The Catholic bishop in Peoria, Illinois has ordered priests there to read an anti-Obama letter from their pulpits. His required reading is factually challenged, Huffington Post notes.
By comparison, the heavy-handed political homily by Arkansas’s Catholic bishop Anthony Taylor, though also deficient factually, seems pretty mild.
Catholic clergy involvement in this year’s election has become so abundant that you wonder if it’s been directed from higher up. Among the episodes are Huckabee-style threats of hellfire for those who don’t follow the bishop’s instructions:
Last week, Bishop David Laurin Ricken informed the 300,000-plus members of the Diocese of Green Bay, Wis., that voting for candidates whose positions contradict any so-called “non-negotiables” of Catholic teaching “could put [one’s] soul in jeopardy,” HuffPost blogger John Becker notes in his piece.

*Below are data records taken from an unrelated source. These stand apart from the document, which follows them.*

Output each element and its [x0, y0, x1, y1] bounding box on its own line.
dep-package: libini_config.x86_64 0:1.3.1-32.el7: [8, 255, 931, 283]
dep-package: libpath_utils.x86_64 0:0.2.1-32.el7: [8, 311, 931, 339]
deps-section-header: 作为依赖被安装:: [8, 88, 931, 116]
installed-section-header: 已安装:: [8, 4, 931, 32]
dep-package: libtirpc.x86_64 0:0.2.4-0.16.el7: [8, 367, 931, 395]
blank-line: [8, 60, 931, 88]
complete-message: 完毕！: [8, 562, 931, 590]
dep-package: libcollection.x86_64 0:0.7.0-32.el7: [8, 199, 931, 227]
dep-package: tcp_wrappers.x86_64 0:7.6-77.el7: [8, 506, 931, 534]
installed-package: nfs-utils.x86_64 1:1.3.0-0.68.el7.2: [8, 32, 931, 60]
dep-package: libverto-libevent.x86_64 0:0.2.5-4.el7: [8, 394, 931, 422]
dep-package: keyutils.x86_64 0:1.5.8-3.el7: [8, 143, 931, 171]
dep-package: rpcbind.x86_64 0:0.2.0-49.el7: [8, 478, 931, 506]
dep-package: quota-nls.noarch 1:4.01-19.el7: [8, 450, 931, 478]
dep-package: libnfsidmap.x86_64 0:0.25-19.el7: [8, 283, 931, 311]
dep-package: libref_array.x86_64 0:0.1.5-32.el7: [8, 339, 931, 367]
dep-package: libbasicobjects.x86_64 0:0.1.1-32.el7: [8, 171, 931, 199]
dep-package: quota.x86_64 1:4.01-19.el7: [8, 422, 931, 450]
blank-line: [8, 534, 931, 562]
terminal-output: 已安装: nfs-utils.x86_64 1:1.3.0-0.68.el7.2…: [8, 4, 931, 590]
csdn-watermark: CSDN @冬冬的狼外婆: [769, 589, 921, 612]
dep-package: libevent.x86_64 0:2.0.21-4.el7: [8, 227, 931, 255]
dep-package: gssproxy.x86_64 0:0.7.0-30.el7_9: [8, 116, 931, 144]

Those “non-negotiables” include abortion, euthanasia, embryonic stem cell research, human cloning and gay marriage, according to a letter Ricken wrote and posted on the diocesan website. The letter was reportedly also emailed to the offices of every parish.
“Ricken has forgotten that we live in a republic, not a theocracy, as separation of church and state is clearly established by constitutional law,” wrote the Green Bay Press Gazette’s John Reiman in response to Ricken’s letter. “Simply put, it is ethically wrong for the bishop to connect one’s salvation through participating in the civic act of voting, ostensibly, against church doctrine.”
An old cartoon by Tom Toles seems appropriate to discussion of “non-negotiables.” Don’t they also include a definition of marriage, not only between man and woman, but for life?